S’agissant enfin de la myopie et apparente non-rationalité des individus, les économistes ont beau jeu de mettre en avant celles et ceux d’entre eux qui, d’Elinor Olstrom à Richard Thaler (l’une et l’autre couronnés par le prix Nobel), se sont attachés à prendre en compte les interactions non monétaires, les incitations non pécuniaires et les phénomènes de groupe. Et ils se font fort, également, d’expliquer qu’avec le concept d’utilité, la maximisation intertemporelle ou la fonction de bien-être social, ils disposent de tous les outils voulus pour une approche multifactorielle des finalités et des modalités de l’action publique, bien loin de la simple religion du taux de croissance. Il n’empêche : ils oublient – nous oublions – parfois de suivre Keynes, qui invitait sa corporation à prendre exemple sur la modestie des dentistes. La force de l’économie vient de l’association qu’elle a su trouver entre rigueur analytique et vérification empirique. Cela ne suffit pas à lui donner un statut impérial parmi les sciences sociales.

Une structure originale

Ce manuel a pour ambition d’aider à combler une lacune en proposant une approche systématique de la politique économique. Les cours d’économie ont généralement pour objet l’apprentissage de l’analyse théorique dans des champs particuliers : macroéconomie, microéconomie, finance, économie internationale, par exemple. La représentation des choix de politique économique y reste le plus souvent abstraite et schématique : la politique budgétaire y est résumée par le choix du niveau de la dépense publique, la politique monétaire par la fixation du taux d’intérêt. À l’inverse, on dispose de témoignages ou d’essais de grande qualité sur la politique économique. Mais plutôt que d’en analyser l’ancrage théorique, leur objet est davantage de détailler le fonctionnement des institutions qui en ont la charge, de montrer comment les convictions se forment et se mettent en œuvre, ou de relater une expérience.

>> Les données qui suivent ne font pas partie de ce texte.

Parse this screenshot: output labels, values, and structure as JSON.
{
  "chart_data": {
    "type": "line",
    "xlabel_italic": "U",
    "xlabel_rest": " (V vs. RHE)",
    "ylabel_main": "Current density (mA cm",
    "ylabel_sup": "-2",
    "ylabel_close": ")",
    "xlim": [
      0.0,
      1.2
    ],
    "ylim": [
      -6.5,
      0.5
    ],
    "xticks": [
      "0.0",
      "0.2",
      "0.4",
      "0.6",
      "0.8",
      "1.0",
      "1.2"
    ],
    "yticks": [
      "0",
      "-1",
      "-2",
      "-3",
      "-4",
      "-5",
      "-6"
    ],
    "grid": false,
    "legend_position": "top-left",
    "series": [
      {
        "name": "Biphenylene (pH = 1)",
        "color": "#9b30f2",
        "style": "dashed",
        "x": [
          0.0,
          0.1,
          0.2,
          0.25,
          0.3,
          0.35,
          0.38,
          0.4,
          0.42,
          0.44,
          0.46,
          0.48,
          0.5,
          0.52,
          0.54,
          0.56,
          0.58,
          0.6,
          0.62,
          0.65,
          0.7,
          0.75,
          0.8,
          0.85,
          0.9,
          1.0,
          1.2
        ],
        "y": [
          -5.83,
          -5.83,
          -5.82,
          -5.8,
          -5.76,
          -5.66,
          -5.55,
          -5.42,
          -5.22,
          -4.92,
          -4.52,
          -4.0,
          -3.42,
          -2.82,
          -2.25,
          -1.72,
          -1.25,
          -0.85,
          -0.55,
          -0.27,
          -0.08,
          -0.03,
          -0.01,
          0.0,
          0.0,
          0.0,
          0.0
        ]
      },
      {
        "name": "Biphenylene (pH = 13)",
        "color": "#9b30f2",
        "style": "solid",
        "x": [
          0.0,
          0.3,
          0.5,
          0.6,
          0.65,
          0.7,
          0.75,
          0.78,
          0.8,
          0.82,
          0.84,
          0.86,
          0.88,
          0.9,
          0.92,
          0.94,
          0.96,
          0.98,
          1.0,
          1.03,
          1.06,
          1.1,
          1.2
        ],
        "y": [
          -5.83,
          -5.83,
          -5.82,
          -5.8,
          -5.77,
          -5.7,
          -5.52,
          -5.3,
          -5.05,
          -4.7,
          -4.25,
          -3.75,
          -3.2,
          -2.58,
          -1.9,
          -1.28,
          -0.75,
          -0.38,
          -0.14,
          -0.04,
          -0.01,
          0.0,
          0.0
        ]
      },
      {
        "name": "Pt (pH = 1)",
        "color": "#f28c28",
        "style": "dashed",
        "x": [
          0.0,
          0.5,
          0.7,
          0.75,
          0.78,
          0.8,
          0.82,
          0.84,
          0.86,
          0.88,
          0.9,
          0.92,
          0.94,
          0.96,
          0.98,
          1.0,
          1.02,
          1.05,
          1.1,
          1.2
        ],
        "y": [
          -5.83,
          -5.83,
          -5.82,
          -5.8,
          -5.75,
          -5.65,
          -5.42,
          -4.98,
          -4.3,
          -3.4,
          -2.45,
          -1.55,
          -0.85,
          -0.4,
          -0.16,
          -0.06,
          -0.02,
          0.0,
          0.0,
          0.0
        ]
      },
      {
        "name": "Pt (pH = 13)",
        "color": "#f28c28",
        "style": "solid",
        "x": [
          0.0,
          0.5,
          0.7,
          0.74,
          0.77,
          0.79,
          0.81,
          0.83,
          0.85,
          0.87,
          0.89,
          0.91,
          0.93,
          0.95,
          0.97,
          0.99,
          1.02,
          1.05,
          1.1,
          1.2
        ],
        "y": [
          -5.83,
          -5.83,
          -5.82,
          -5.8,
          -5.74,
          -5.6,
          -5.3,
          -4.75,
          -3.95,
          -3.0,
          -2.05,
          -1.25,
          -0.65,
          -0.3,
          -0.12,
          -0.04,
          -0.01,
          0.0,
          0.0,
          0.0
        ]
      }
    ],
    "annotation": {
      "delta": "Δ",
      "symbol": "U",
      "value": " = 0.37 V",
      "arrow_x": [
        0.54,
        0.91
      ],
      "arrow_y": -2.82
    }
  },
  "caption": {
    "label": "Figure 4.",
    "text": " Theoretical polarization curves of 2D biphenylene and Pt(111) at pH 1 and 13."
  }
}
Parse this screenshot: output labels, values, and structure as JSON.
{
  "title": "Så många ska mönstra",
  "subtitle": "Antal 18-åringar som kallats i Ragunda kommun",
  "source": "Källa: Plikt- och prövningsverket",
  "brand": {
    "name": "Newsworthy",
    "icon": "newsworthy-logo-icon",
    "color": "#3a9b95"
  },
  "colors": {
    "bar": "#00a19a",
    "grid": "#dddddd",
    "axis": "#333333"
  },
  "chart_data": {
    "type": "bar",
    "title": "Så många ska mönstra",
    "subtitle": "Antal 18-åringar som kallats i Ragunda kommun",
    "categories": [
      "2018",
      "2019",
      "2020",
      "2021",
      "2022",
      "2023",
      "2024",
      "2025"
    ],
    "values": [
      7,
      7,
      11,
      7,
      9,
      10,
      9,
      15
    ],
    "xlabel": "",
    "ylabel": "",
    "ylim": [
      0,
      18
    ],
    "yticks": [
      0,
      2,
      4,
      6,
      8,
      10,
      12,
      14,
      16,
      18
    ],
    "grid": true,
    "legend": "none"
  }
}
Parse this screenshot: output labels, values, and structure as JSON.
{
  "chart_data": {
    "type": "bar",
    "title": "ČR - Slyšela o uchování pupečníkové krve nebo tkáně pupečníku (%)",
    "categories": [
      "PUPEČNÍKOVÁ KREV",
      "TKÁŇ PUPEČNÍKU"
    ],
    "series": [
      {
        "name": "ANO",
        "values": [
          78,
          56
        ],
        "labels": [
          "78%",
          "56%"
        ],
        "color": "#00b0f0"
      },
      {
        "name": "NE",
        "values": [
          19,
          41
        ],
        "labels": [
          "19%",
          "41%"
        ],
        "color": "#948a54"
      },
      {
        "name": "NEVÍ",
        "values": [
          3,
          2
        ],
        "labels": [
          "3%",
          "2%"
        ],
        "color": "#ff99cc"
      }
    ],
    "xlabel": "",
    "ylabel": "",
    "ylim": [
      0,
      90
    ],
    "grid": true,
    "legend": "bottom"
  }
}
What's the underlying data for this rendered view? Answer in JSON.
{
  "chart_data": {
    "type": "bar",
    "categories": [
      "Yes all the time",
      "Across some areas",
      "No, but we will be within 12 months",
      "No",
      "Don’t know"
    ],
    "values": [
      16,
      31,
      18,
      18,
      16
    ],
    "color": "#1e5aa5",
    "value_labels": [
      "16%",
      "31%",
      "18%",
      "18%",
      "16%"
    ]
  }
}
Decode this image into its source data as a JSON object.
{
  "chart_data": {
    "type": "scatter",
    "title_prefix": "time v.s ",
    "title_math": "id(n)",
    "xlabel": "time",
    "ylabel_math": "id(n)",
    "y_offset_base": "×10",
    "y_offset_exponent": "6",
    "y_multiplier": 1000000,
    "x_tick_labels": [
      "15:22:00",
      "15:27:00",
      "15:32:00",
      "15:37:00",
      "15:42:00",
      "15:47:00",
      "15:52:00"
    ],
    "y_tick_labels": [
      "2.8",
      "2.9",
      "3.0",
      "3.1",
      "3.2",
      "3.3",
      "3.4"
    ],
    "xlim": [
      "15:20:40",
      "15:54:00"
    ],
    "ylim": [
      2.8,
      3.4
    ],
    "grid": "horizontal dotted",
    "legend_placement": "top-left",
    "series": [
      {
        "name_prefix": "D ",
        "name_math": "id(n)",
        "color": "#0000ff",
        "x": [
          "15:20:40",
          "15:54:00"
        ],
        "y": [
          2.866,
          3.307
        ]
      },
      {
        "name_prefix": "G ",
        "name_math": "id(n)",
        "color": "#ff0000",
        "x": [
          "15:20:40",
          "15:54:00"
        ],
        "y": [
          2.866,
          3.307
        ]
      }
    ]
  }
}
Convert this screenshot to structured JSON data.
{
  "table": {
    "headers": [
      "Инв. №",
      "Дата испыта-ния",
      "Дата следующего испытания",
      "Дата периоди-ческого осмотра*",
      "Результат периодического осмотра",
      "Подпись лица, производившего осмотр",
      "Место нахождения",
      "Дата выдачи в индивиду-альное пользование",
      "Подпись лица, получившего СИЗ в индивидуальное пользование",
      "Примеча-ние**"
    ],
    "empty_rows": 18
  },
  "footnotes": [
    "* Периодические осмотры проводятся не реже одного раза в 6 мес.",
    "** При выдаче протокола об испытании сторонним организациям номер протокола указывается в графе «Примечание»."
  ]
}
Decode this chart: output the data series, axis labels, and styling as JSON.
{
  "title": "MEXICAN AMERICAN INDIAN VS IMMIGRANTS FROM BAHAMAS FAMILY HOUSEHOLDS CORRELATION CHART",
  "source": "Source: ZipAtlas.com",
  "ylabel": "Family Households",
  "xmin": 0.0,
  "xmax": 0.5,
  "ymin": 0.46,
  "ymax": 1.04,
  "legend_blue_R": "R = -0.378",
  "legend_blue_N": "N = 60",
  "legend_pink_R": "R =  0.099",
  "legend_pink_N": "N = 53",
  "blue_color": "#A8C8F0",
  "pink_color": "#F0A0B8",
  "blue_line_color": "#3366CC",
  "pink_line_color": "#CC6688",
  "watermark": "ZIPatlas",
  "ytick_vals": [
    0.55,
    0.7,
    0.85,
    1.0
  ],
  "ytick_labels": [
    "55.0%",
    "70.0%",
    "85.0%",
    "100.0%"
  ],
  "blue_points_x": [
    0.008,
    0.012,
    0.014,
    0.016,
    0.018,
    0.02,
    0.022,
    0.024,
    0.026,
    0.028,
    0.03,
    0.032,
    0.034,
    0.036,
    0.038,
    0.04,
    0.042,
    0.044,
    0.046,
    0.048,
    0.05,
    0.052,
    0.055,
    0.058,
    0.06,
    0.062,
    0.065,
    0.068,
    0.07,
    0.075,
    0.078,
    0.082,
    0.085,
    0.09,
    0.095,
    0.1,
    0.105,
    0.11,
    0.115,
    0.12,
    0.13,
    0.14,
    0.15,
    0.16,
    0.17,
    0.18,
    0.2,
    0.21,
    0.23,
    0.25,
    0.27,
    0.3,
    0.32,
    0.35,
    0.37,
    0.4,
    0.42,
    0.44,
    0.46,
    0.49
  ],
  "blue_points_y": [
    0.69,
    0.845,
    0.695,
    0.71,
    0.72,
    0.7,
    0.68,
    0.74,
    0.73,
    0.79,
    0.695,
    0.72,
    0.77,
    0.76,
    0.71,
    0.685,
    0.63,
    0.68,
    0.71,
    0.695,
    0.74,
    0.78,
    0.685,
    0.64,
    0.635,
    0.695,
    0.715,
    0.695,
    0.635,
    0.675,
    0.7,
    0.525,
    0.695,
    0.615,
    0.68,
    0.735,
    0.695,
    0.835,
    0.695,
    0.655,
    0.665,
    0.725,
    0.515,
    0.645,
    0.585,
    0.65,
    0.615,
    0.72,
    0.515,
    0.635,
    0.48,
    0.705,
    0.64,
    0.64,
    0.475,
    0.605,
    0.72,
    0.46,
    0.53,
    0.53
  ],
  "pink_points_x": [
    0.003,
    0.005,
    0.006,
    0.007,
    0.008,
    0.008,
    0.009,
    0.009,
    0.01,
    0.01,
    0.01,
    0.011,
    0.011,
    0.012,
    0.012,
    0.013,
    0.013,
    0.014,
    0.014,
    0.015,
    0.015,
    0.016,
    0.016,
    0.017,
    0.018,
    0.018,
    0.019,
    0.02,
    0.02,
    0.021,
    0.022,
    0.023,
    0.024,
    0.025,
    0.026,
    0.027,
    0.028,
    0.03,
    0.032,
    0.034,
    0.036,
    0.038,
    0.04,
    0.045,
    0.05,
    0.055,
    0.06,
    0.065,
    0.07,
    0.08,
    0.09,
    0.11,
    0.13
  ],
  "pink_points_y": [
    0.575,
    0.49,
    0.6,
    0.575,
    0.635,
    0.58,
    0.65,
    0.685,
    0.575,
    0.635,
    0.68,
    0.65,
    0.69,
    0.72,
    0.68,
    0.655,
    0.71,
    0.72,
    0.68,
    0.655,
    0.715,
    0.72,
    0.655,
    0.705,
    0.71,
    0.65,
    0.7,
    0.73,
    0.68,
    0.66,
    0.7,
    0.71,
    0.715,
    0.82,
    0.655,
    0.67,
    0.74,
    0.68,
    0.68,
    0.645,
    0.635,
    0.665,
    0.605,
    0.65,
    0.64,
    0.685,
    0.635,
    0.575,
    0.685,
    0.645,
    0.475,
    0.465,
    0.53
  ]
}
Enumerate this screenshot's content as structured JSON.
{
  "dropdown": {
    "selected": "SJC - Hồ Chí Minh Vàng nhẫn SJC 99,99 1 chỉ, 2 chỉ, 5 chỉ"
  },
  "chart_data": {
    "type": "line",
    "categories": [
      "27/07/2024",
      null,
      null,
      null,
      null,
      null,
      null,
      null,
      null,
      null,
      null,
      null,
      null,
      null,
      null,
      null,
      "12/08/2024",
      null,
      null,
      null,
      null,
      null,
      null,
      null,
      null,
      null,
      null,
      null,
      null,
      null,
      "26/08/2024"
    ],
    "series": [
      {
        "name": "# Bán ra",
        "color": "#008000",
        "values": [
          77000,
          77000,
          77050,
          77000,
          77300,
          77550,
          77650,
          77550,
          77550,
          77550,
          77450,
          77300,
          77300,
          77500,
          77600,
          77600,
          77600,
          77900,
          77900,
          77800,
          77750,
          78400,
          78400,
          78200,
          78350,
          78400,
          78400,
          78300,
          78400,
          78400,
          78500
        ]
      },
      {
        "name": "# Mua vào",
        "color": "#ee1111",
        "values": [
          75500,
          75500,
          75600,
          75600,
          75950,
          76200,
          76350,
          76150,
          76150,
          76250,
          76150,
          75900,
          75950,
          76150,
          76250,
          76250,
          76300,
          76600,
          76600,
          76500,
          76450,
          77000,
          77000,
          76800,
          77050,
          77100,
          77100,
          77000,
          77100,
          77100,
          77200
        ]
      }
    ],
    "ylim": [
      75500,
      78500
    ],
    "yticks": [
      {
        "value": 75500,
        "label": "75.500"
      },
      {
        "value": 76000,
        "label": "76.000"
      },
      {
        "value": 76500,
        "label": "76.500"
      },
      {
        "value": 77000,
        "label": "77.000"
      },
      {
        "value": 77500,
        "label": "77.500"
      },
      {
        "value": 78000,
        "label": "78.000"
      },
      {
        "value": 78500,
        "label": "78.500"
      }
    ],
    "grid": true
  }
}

Notre souci a été de proposer un traitement méthodique des apports de l’analyse théorique à la décision. Nous avons souhaité montrer comment la théorie éclaire l’action, comment les idées cheminent des modèles vers la décision, et aussi comment l’action concrète et les aléas de la conjoncture suscitent de nouvelles questions, ouvrent de nouvelles pistes de recherche, favorisent de nouvelles interprétations et débouchent sur de nouveaux modèles. Avec la crise financière, la disparition de l’inflation, l’affaiblissement de la croissance, la montée des préoccupations écologiques, la poussée des inégalités et bien d’autres transformations qui ont généralement pris par surprise économistes et décideurs, les premières décennies de ce siècle ont été riches de telles interactions. La crise pandémique de 2020 et son onde de choc macroéconomique ont ouvert un nouveau chapitre, qui est loin d’être écrit.

Nous nous sommes attachés à expliciter ce cheminement des idées et des questions sans dissimuler les incertitudes qui demeurent, les zones d’ombre, les présupposés idéologiques, les controverses et la place qui reste nécessairement au jugement dans les décisions. Nous cherchons donc, à la fois, à analyser les problèmes et les arbitrages auxquels les décideurs sont confrontés, à dresser le bilan des principales approches théoriques qui nous semblent pertinentes pour éclairer ces arbitrages, et à utiliser ces acquis pour analyser les principales options de politique économique. Nous espérons ainsi que ce livre fournira au lecteur les outils nécessaires pour comprendre et apprécier les débats qui vont se développer dans les années à venir.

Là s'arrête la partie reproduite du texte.